Application of RF modulation to second harmonic generation (SHG) is described in, e.g., U.S. Pat. No. 6,678,306. Dependence of the SHG efficiency on the modulation frequency and degree were investigated. Because the degree of modulation adopted by Sonoda was rather deep, the bandwidth of the primary laser spectrum was wider than the phase matching tolerance. Consequently, an external oscillator including a narrowband filter for wavelength selection was used in order to realize the quasi-phase matching of the SHG. In another work, as disclosed in U.S. Pat. No. 6,385,219, Sonoda has investigated DPSS laser stabilized by RF modulation.

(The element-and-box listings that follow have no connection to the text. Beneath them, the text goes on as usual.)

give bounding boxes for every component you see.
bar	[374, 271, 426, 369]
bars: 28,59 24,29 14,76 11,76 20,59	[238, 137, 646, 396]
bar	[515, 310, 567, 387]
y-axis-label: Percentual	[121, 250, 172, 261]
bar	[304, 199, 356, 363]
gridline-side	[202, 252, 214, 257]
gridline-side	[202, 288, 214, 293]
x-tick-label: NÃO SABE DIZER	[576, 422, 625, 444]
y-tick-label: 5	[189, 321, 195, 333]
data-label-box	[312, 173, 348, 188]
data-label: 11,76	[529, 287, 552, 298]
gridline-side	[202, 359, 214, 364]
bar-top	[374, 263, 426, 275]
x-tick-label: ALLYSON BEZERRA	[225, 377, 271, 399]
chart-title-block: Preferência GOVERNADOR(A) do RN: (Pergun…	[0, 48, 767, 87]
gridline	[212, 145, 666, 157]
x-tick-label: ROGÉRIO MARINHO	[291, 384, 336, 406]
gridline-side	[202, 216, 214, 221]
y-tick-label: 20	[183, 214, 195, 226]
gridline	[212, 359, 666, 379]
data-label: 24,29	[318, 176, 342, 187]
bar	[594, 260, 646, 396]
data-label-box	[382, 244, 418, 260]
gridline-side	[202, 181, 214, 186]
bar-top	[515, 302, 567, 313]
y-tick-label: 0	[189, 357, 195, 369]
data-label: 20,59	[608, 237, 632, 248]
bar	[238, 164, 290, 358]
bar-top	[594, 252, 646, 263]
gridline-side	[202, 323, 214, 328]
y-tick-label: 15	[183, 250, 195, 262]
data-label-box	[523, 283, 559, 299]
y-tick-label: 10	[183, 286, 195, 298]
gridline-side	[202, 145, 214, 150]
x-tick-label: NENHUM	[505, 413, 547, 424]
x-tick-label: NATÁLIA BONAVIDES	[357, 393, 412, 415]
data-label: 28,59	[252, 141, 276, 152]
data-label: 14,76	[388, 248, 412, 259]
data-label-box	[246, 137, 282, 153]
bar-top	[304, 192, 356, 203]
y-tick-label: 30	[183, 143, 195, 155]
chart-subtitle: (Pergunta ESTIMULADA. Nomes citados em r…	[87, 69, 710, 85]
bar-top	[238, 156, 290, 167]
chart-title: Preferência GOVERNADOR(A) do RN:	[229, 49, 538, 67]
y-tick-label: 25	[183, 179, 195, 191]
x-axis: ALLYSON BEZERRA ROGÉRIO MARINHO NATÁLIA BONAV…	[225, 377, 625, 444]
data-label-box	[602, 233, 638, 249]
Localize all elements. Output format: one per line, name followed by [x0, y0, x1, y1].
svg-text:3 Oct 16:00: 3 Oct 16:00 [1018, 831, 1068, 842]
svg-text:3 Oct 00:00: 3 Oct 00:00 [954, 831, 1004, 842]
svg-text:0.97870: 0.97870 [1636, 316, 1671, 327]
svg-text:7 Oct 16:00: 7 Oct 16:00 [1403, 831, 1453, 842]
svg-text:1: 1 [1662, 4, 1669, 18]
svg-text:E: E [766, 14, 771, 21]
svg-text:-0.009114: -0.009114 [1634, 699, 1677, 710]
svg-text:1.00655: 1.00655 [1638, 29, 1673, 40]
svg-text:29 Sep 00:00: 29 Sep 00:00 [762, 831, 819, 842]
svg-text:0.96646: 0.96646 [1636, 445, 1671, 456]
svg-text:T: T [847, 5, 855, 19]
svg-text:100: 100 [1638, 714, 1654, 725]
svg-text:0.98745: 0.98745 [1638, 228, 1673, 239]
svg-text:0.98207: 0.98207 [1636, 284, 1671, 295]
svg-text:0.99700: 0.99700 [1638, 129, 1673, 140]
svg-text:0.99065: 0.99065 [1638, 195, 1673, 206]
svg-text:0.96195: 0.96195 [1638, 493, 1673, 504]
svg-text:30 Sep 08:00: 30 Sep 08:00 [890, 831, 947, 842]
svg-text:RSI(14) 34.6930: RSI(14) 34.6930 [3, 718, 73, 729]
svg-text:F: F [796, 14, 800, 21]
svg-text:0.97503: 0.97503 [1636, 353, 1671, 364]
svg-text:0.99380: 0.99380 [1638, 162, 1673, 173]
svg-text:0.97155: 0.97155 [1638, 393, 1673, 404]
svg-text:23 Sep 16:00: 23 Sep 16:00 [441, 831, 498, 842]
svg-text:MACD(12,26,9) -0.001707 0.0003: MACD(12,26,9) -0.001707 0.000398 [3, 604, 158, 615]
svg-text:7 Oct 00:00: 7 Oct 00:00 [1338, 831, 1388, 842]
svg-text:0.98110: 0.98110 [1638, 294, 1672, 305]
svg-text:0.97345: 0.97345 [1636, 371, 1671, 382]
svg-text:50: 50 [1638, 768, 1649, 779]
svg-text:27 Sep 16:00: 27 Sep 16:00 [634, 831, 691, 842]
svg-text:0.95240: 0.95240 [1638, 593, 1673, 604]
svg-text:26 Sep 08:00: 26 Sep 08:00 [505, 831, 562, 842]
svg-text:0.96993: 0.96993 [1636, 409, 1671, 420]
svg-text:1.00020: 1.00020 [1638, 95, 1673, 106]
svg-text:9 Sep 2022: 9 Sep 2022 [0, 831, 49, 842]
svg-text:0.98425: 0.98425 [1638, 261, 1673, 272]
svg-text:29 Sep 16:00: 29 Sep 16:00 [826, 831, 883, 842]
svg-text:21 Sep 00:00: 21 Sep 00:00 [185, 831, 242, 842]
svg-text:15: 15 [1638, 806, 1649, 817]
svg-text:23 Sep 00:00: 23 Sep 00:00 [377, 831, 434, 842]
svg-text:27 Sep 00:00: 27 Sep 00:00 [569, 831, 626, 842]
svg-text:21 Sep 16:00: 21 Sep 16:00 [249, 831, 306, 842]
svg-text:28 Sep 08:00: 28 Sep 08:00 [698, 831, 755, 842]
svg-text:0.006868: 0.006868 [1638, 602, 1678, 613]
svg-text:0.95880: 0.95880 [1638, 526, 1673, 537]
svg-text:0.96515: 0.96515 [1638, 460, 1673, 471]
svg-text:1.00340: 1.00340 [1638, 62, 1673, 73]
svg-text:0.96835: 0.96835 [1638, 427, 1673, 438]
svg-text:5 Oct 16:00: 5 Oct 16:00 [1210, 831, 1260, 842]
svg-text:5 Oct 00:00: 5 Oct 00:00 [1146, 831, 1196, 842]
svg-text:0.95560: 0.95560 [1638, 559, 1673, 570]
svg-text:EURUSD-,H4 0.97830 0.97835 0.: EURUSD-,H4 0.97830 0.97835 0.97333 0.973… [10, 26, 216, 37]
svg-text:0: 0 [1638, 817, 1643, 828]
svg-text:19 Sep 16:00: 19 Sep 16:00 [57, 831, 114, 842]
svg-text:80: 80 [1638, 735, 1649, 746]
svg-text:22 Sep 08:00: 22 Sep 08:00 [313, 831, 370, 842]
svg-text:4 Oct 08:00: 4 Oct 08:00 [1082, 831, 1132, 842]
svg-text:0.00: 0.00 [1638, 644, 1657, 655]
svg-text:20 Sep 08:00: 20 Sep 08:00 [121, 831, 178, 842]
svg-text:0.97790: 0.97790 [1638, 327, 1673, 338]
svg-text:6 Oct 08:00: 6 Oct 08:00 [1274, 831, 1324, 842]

In spite of these efforts, a large room for further improvement of laser stabilization still remains to be filled. In particular, the stabilization methods of the prior art are subject to variations in the environmental conditions and are not applicable to short wavelength diode lasers such as violet or blue laser diodes or diode modules. The successes in stabilizing DPSS lasers and fiber lasers are very limited. To date, the RF modulation, as described in the prior art, produces only broadband, multimode laser output. Because of this limitation, the prior art has not been very successful in applications requiring stable narrowband or single longitudinal mode laser sources. Examples of such applications include high-order harmonic generation and Raman scattering. In addition, no attempts have been made to stabilize slave lasers in the absence of complex cavity length control and phase locking schemes. Moreover, the prior art has not disclosed the critical role of appropriately selecting the laser operation parameters. As a result, optical noise associated with mode hop and/or mode partition may still occur. Our invention advantageously addresses these deficiencies and enables relatively compact and low-cost high power solid-state lasers, which can be operated stably and reliably at various wavelengths, from near infrared to the entire range of visible, in single or multi mode.